Sabrina is here with her sadness, anxiety and inattention in full swing. She is able to say that she knows she’ll get better. However, her body and expressions tell me she is bewildered. She doesn’t know. She wonders who she really is and how this can be. She is vulnerable. A little girl looking into such a great unknown, though wrapped up in a forty-something year-old body.
One and a half weeks ago, Sabrina ran out of her medication. She knew she was coming in to see me so she didn’t bother with it. She waited. One and a half weeks.
The number one reason for relapse is…? You remember. Medication noncompliance. Is it life stressors? There are so many. No. All those reasons for why we feel what we feel and do what we do, all those forces acting on us from the outside in, they aren’t the reasons we relapse most often.
There is something like a super-bug growing amongst us who take our meds on and off. We take them four or five days a week, not seven. We skip here and there and don’t “over-react” if we do. “They don’t control me, after-all.” We apperceive the situation. We think we, by not being consistent on medication, demonstrate our freedom. We are free when we take medication or when we don’t. We are free because we are human.

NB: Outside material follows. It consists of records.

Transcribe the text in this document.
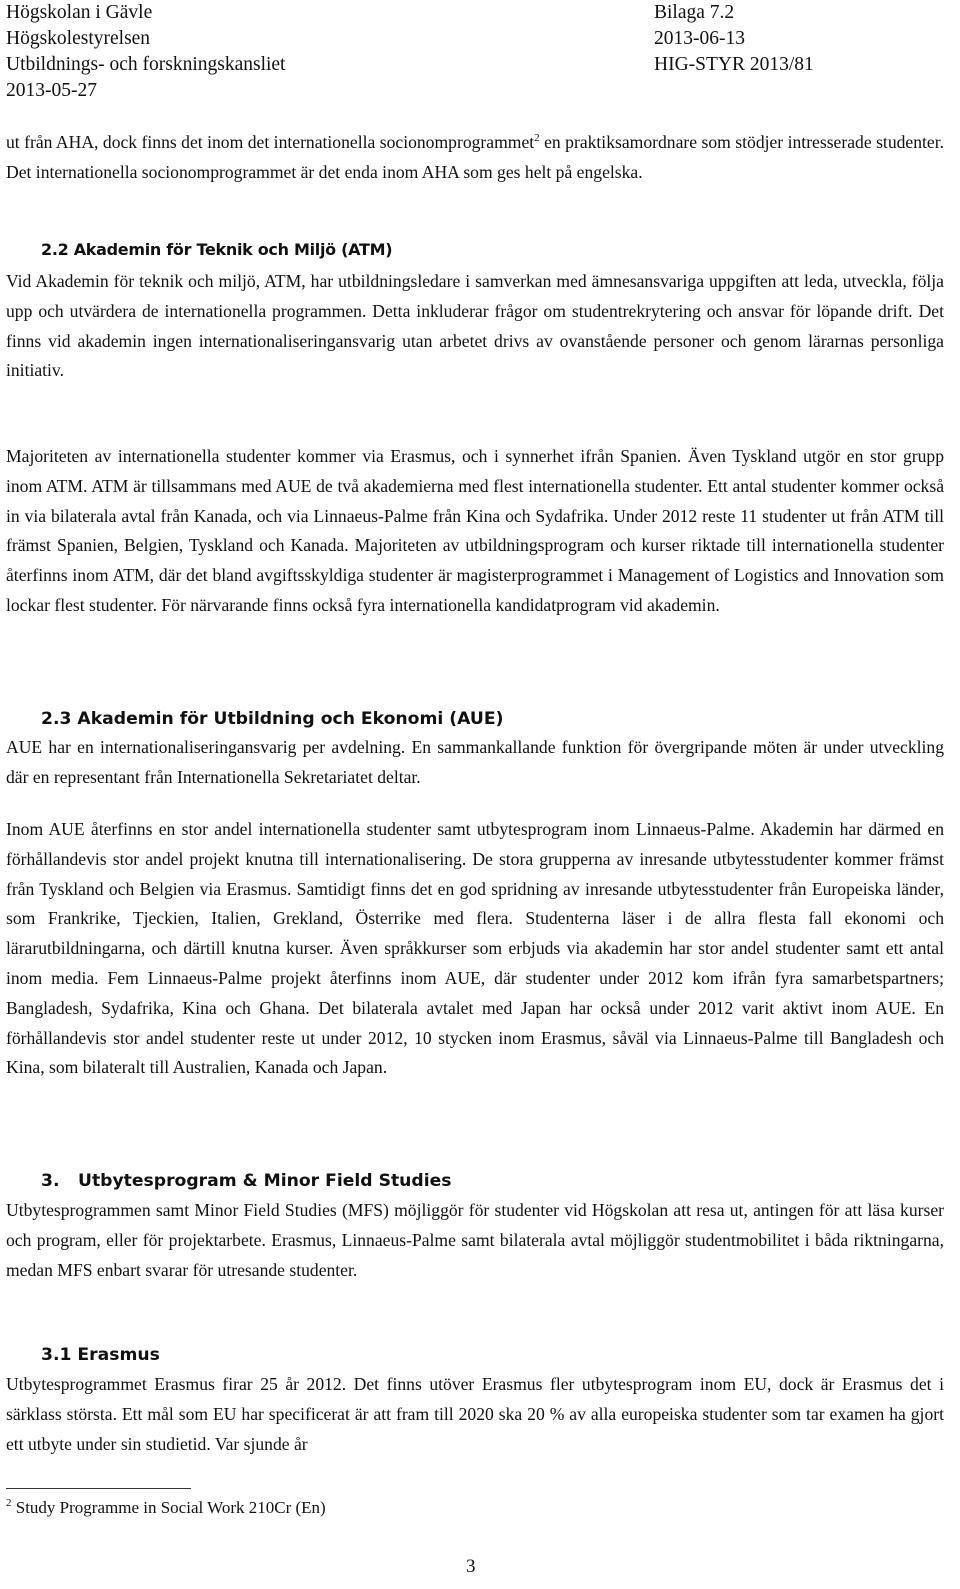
Högskolan i Gävle
Högskolestyrelsen
Utbildnings- och forskningskansliet
2013-05-27
Bilaga 7.2
2013-06-13
HIG-STYR 2013/81

ut från AHA, dock finns det inom det internationella socionomprogrammet$^2$ en praktiksamordnare som stödjer intresserade studenter. Det internationella socionomprogrammet är det enda inom AHA som ges helt på engelska.

2.2 Akademin för Teknik och Miljö (ATM)

Vid Akademin för teknik och miljö, ATM, har utbildningsledare i samverkan med ämnesansvariga uppgiften att leda, utveckla, följa upp och utvärdera de internationella programmen. Detta inkluderar frågor om studentrekrytering och ansvar för löpande drift. Det finns vid akademin ingen internationaliseringansvarig utan arbetet drivs av ovanstående personer och genom lärarnas personliga initiativ.

Majoriteten av internationella studenter kommer via Erasmus, och i synnerhet ifrån Spanien. Även Tyskland utgör en stor grupp inom ATM. ATM är tillsammans med AUE de två akademierna med flest internationella studenter. Ett antal studenter kommer också in via bilaterala avtal från Kanada, och via Linnaeus-Palme från Kina och Sydafrika. Under 2012 reste 11 studenter ut från ATM till främst Spanien, Belgien, Tyskland och Kanada. Majoriteten av utbildningsprogram och kurser riktade till internationella studenter återfinns inom ATM, där det bland avgiftsskyldiga studenter är magisterprogrammet i Management of Logistics and Innovation som lockar flest studenter. För närvarande finns också fyra internationella kandidatprogram vid akademin.

2.3 Akademin för Utbildning och Ekonomi (AUE)

AUE har en internationaliseringansvarig per avdelning. En sammankallande funktion för övergripande möten är under utveckling där en representant från Internationella Sekretariatet deltar.

Inom AUE återfinns en stor andel internationella studenter samt utbytesprogram inom Linnaeus-Palme. Akademin har därmed en förhållandevis stor andel projekt knutna till internationalisering. De stora grupperna av inresande utbytesstudenter kommer främst från Tyskland och Belgien via Erasmus. Samtidigt finns det en god spridning av inresande utbytesstudenter från Europeiska länder, som Frankrike, Tjeckien, Italien, Grekland, Österrike med flera. Studenterna läser i de allra flesta fall ekonomi och lärarutbildningarna, och därtill knutna kurser. Även språkkurser som erbjuds via akademin har stor andel studenter samt ett antal inom media. Fem Linnaeus-Palme projekt återfinns inom AUE, där studenter under 2012 kom ifrån fyra samarbetspartners; Bangladesh, Sydafrika, Kina och Ghana. Det bilaterala avtalet med Japan har också under 2012 varit aktivt inom AUE. En förhållandevis stor andel studenter reste ut under 2012, 10 stycken inom Erasmus, såväl via Linnaeus-Palme till Bangladesh och Kina, som bilateralt till Australien, Kanada och Japan.

3. Utbytesprogram & Minor Field Studies

Utbytesprogrammen samt Minor Field Studies (MFS) möjliggör för studenter vid Högskolan att resa ut, antingen för att läsa kurser och program, eller för projektarbete. Erasmus, Linnaeus-Palme samt bilaterala avtal möjliggör studentmobilitet i båda riktningarna, medan MFS enbart svarar för utresande studenter.

3.1 Erasmus

Utbytesprogrammet Erasmus firar 25 år 2012. Det finns utöver Erasmus fler utbytesprogram inom EU, dock är Erasmus det i särklass största. Ett mål som EU har specificerat är att fram till 2020 ska 20 % av alla europeiska studenter som tar examen ha gjort ett utbyte under sin studietid. Var sjunde år

$^2$ Study Programme in Social Work 210Cr (En)
3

The super-bug in brain illness is a progression of disease process heightened and sharpened by medication noncompliance. A growing resistance to treatment and an acceleration of our falls, how long it takes for us to drop into a relapse and how hard and far we fall.
Sabrina and I are working together to take away barriers to consistent treatment.
What are your barriers? Do you mistake how to demonstrate your freedom? Or what is it? Please tell us your story.
Self-Care Tip: Take medication consistently. Be a friend to yourself.